Its like saying we started the Iraq war due to issues of Iraq's right to arm itself, but it was really about WMD. You are simply trying to take the specific and move it out to a general until it sounds acceptable by todays standards. It was about property rights, specifically, the right to own people as property!
It is nothing at all like Iraq or the analogy you drew. It was NOT about the right to own people, Americans had been owning people for 86 years, with the blessing of Congress and the SCOTUS. It was about property rights, and these "people" were not considered "people" by the court at this time, they were considered "property" without civil rights. It was not until AFTER the war, and passage of the 13th and 14th Amendment, slaves were recognised as "people" and not "property."

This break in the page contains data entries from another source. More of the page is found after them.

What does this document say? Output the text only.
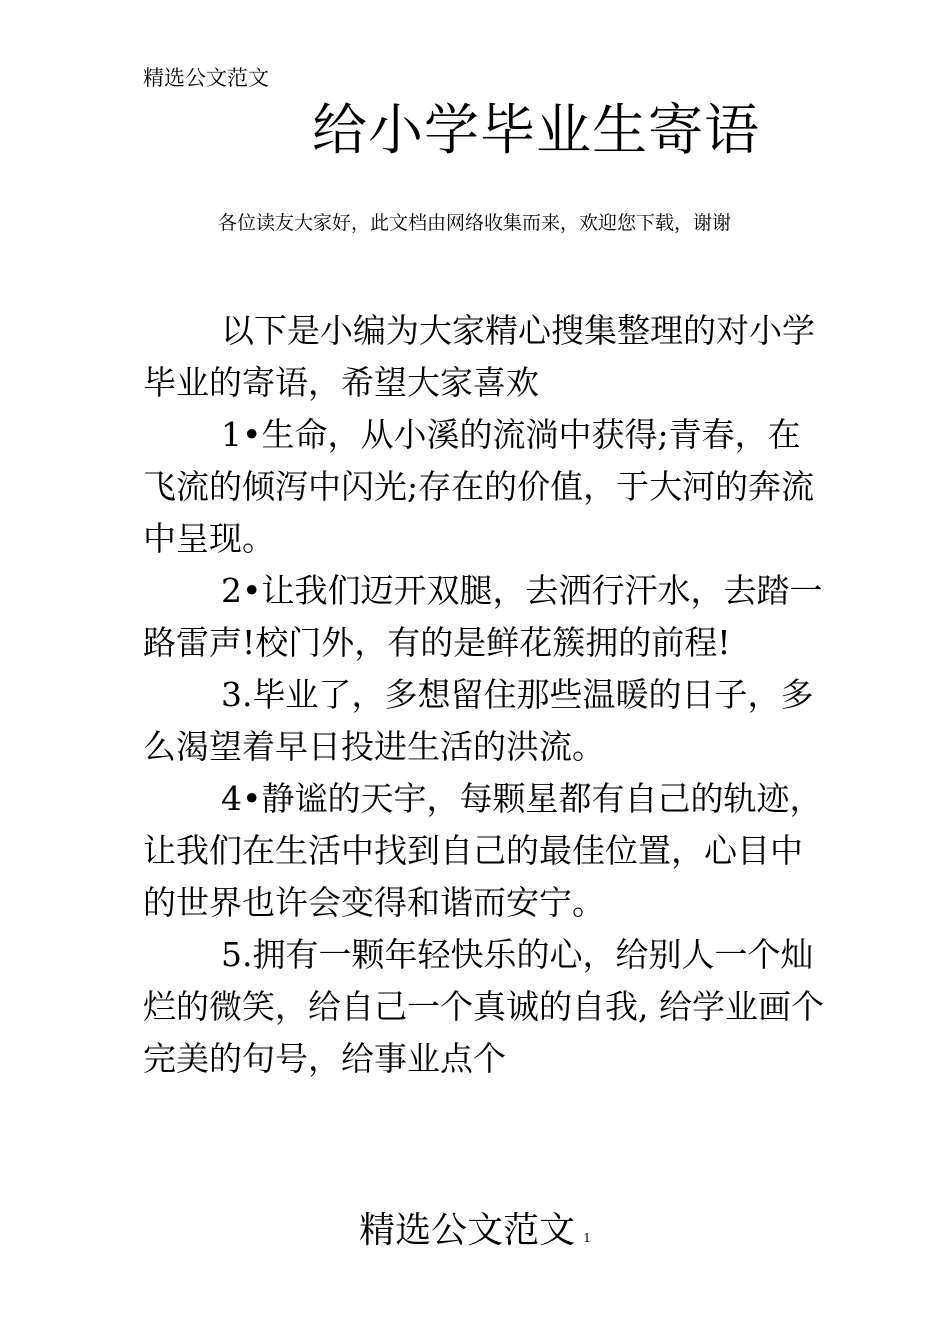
精选公文范文
给小学毕业生寄语
各位读友大家好，此文档由网络收集而来，欢迎您下载，谢谢

以下是小编为大家精心搜集整理的对小学毕业的寄语，希望大家喜欢

1•生命，从小溪的流淌中获得;青春，在飞流的倾泻中闪光;存在的价值，于大河的奔流中呈现。

2•让我们迈开双腿，去洒行汗水，去踏一路雷声!校门外，有的是鲜花簇拥的前程!

3.毕业了，多想留住那些温暖的日子，多么渴望着早日投进生活的洪流。

4•静谧的天宇，每颗星都有自己的轨迹，让我们在生活中找到自己的最佳位置，心目中的世界也许会变得和谐而安宁。

5.拥有一颗年轻快乐的心，给别人一个灿烂的微笑，给自己一个真诚的自我, 给学业画个完美的句号，给事业点个

精选公文范文 1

Sure the North was complicit for a while, and it would likely have been a much more gradual abolition of slavery had the Sourth not succeded, but it was happening one way or the other and the North was leading the way.
The North was certainly NOT leading the way. They continued to buy Southern cotton, and support the United States with export trade of cotton. At ANY time, they could have boycotted slave-picked cotton and the South would have had to abandon slavery, they didn't. Abolition has nothing to do with civil rights, that's another liberal misnomer. I am vehemently opposed to dog fighting, it doesn't mean I think dogs should get to vote and have equal rights. People were opposed to slavery because it was morally reprehensible, not because they though blacks and whites were equal.
The South was not the totality of the problem, the South was just the area of the country willing to have a war over to retain the cast system. It was not simply the economics of property btw, there was the entire issue of the socially conservative principal the South was fighting to restore the tradition of the social order that was in place, many, if not most, including Davis, belived black people to be inferrior and that they should be excluded from any form of power. Sure some in the North agreed, but not most of the educated leaders.
Again, you don't know what you are talking about here. The South had an abundance of slaves because that is where cotton grows. No other reason! Had cotton thrived in Northern climates, there would have been just as many Northern slaves to pick the cotton. There was NOT this 'racial equality' sentiment you keep wanting to claim, it did not exist in 1861. There were a few Quaker and Unitarian ministers, who religiously believed black slaves were 'equal' to white folks, other than those examples, I don't know of any white people who had this sentiment in 1861. Yes, a LOT of people didn't think it was right to enslave people, and recognized black slaves as people... this doesn't mean they thought they were equal in any way.
But still... there is the matter of what THE LAW said. The SCOTUS had upheld the institution of slavery and refused to recognize slaves as people, choosing to instead, declare the slaves were property.
Remember people from Alabama come from the heart of the group still trying to grasp to the "old ways" and shouting tradition as an excuse for not allowing freedom to Gays, just like they fought to keep black people from the University of Alabama 50 years ago, just like they fought to keep interracial marriage illegal, just like they fight to keep women who have children at home. This is the Heart of Social conservatism. Now before you start screaming about some social conservative you studied from New York City or Chicago or Boston... I am sure some are from all over the nation, but the BULK are from the South, and the heart of the South is ALABAMA! The Heart of Dixie.
And this is where you jump the tracks with the Crazy Train. You are attempting to tie Civil Rights to the Civil War, and blame all of America's racist problems on THE SOUTH. The reason you have the inclination to do this, is because you think it detracts from your own racist conscience. By finding a SCAPEGOAT in THE SOUTH, you can wash your hands of any 'implication' regarding racism, and claim a moral high ground. Since you have already displayed such profound bigotry regarding Southerners, it's perfectly reasonable to conclude you are bigoted in other ways. This would explain why you are now desperately trying to connect two events in history, almost a century apart, as if they happened at the same time and for the same reasons. It's absurd beyond belief.